In Valgrind I only see this error. Although there is a long list of some mem leaks those are not related I think as all of them are in my codebase outside of libh2o.

However, I am seeing a lot of these blocks

==3861139== Invalid read of size 8
==3861139==    at 0x184C086B: h2o_send_error_503 (h2o.h:1796)
==3861139==    by 0x184C0826: process_timeout_req_item (server.c:170)
==3861139==    by 0x184C06A9: resp_timeout_cb (server.c:184)
==3861139==    by 0x1855A2DA: h2o_evloop_run (lib/common/socket/evloop.c.h:938)
==3861139==    by 0x184BE225: server_loop (server.c:679)
==3861139==    by 0x4AA4608: start_thread (pthread_create.c:477)
==3861139==    by 0x52CC132: clone (clone.S:95)
==3861139==  Address 0x262202a8 is 280 bytes inside a block of size 1,176 free'd
==3861139==    at 0x483CA3F: free (in /usr/lib/x86_64-linux-gnu/valgrind/vgpreload_memcheck-amd64-linux.so)
==3861139==    by 0x1859F238: handle_rst_stream_frame (lib/http2/connection.c:1202)
==3861139==    by 0x1859E7C8: expect_default (lib/http2/connection.c:1242)
==3861139==    by 0x1859C4AE: parse_input (lib/http2/connection.c:1285)
==3861139==    by 0x1859C4AE: on_read (lib/http2/connection.c:1327)
==3861139==    by 0x1855EC5A: read_on_ready (lib/common/socket/evloop.c.h:366)
==3861139==    by 0x1855EC5A: run_socket (lib/common/socket/evloop.c.h:834)
==3861139==    by 0x1855A269: run_pending (lib/common/socket/evloop.c.h:876)
==3861139==    by 0x1855A269: h2o_evloop_run (lib/common/socket/evloop.c.h:925)
==3861139==    by 0x184BE225: server_loop (server.c:679)
==3861139==    by 0x4AA4608: start_thread (pthread_create.c:477)
==3861139==    by 0x52CC132: clone (clone.S:95)
==3861139==  Block was alloc'd at
==3861139==    at 0x483B7F3: malloc (in /usr/lib/x86_64-linux-gnu/valgrind/vgpreload_memcheck-amd64-linux.so)
==3861139==    by 0x185A54D0: h2o_mem_alloc (include/h2o/memory.h:441)
==3861139==    by 0x185A54D0: h2o_http2_stream_open (lib/http2/stream.c:39)
==3861139==    by 0x1859ED05: handle_headers_frame (lib/http2/connection.c:999)
==3861139==    by 0x1859E7C8: expect_default (lib/http2/connection.c:1242)
==3861139==    by 0x1859C4AE: parse_input (lib/http2/connection.c:1285)
==3861139==    by 0x1859C4AE: on_read (lib/http2/connection.c:1327)
==3861139==    by 0x1855EC5A: read_on_ready (lib/common/socket/evloop.c.h:366)
==3861139==    by 0x1855EC5A: run_socket (lib/common/socket/evloop.c.h:834)
==3861139==    by 0x1855A269: run_pending (lib/common/socket/evloop.c.h:876)
==3861139==    by 0x1855A269: h2o_evloop_run (lib/common/socket/evloop.c.h:925)
==3861139==    by 0x184BE225: server_loop (server.c:679)
==3861139==    by 0x4AA4608: start_thread (pthread_create.c:477)
==3861139==    by 0x52CC132: clone (clone.S:95)

I believe this block is arising due to an inefficient client side but I might be wrong, I am using curl and instead of maintaining an HTTP2 connection, I am opening a new connection for sending requests.
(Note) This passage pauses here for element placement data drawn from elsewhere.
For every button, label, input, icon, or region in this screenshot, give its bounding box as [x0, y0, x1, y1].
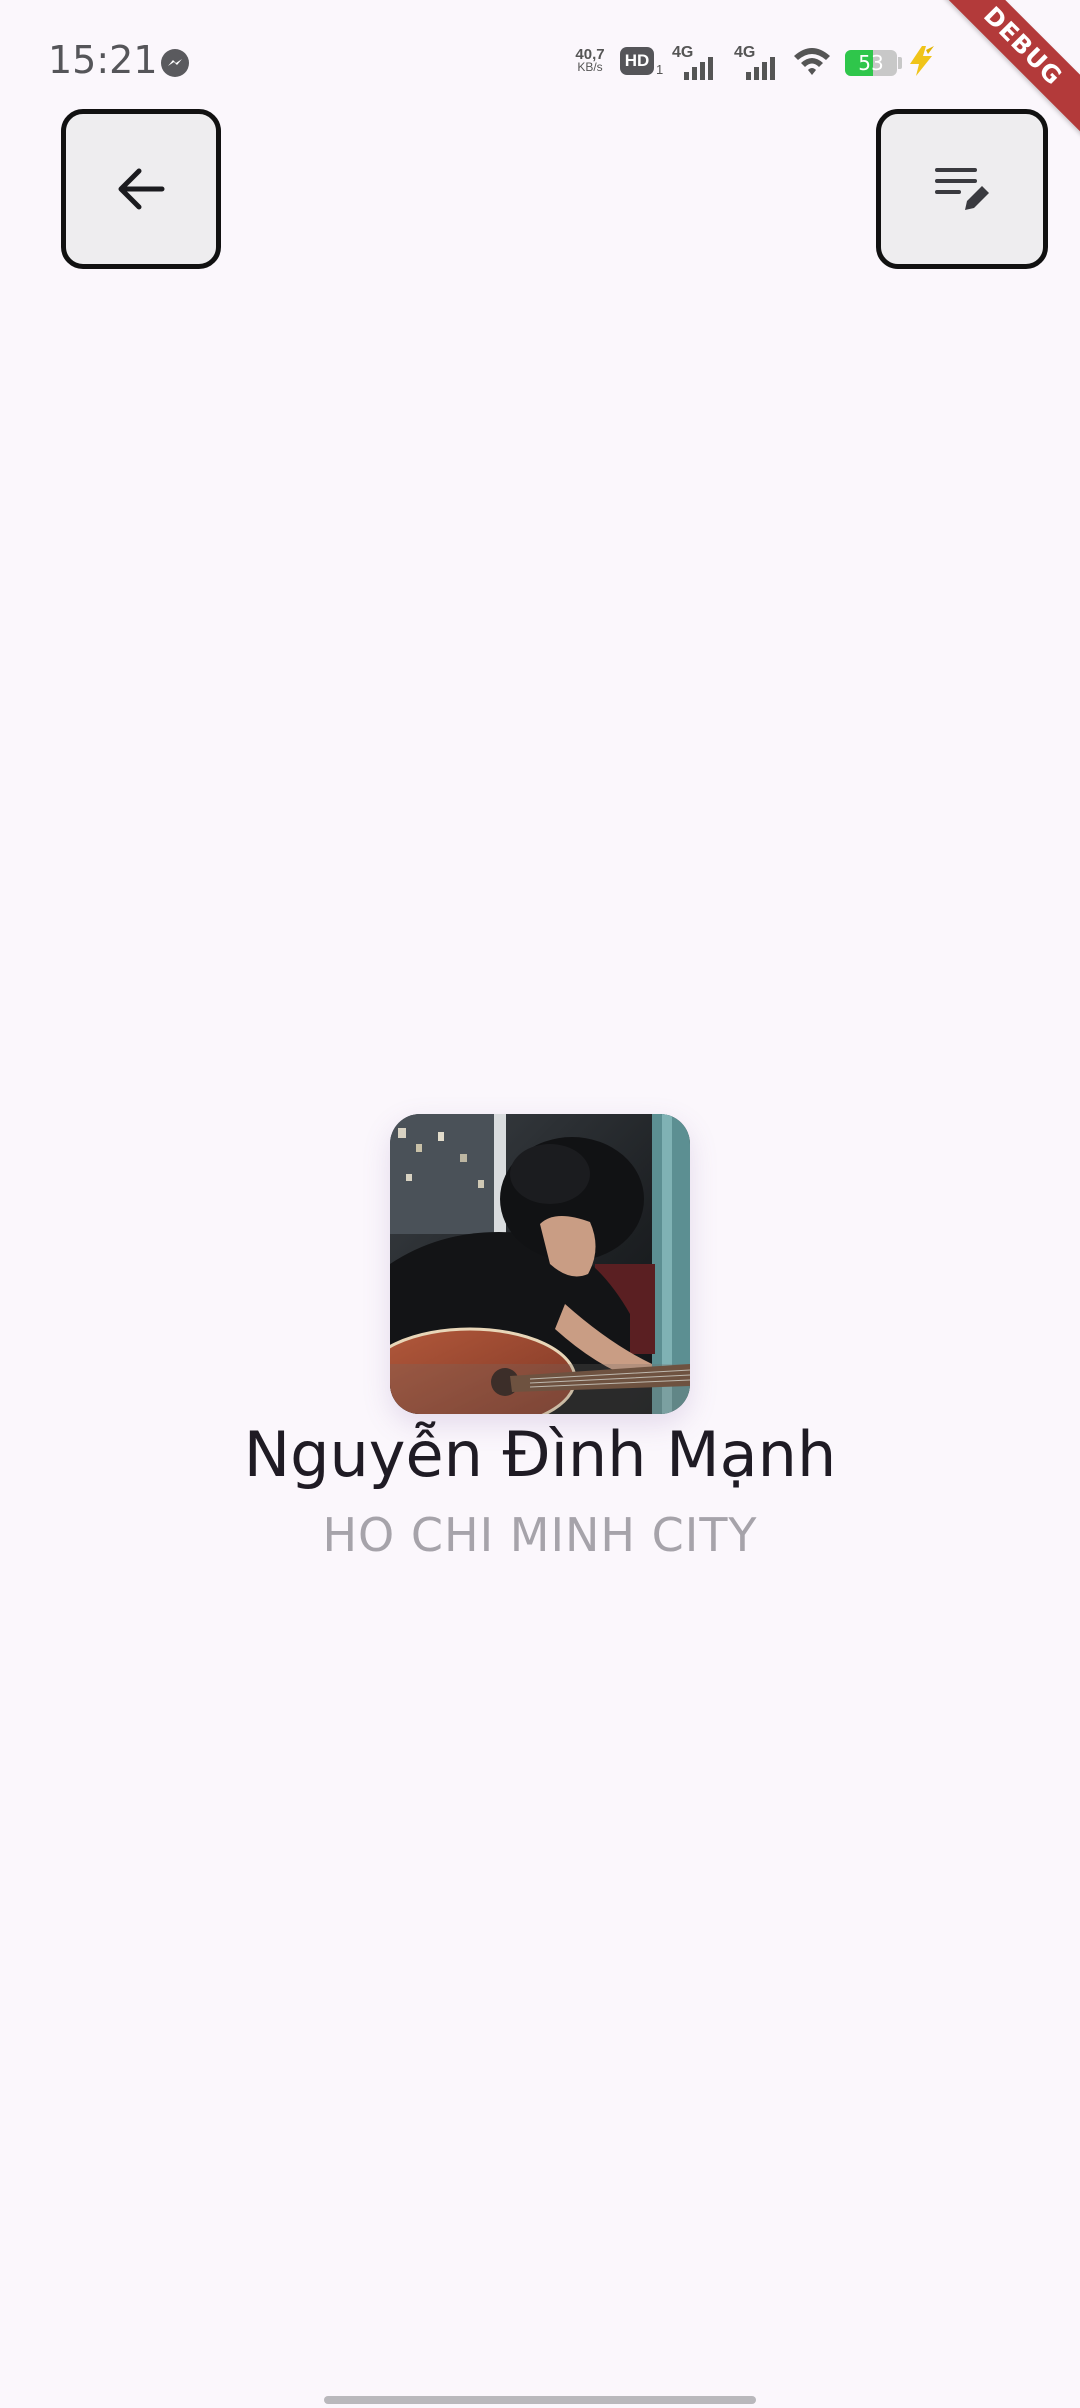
- status-time: 15:21: [48, 38, 158, 82]
- arrow-left-icon: [118, 168, 165, 210]
- signal-icon: 4G: [734, 44, 782, 80]
- profile-photo: [390, 1114, 690, 1414]
- hd-sub-label: 1: [656, 62, 664, 77]
- home-indicator[interactable]: [324, 2396, 756, 2404]
- edit-profile-button[interactable]: [876, 109, 1048, 269]
- wifi-icon: [794, 48, 830, 75]
- battery-level: 53: [858, 51, 884, 75]
- back-button[interactable]: [61, 109, 221, 269]
- messenger-icon: [161, 49, 189, 77]
- status-bar: 15:21 40,7 KB/s HD 1 4G 4G 53: [0, 0, 1080, 110]
- hd-icon: HD: [620, 47, 654, 75]
- edit-notes-icon: [935, 168, 989, 210]
- profile-name: Nguyễn Đình Mạnh: [243, 1418, 837, 1491]
- signal-icon: 4G: [672, 44, 720, 80]
- battery-tip: [898, 57, 902, 69]
- profile-location: HO CHI MINH CITY: [322, 1508, 758, 1562]
- battery-icon: 53: [845, 50, 897, 76]
- profile-avatar: [390, 1114, 690, 1414]
- network-speed: 40,7 KB/s: [570, 47, 610, 74]
- charging-icon: [910, 46, 934, 76]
Which might be resulting in go-away frames and cause the above behaviour. I also have logging at process_timeout_req_item so show when a timeout occurs. But this is not usually executed.

Hemant Zope · Answer 3 · Sun Mar 03 2024 19:48:19 GMT+0800 (China Standard Time)

The issue was due to missing responses in async responses. With timeout, added always response sending in case of missing or error case.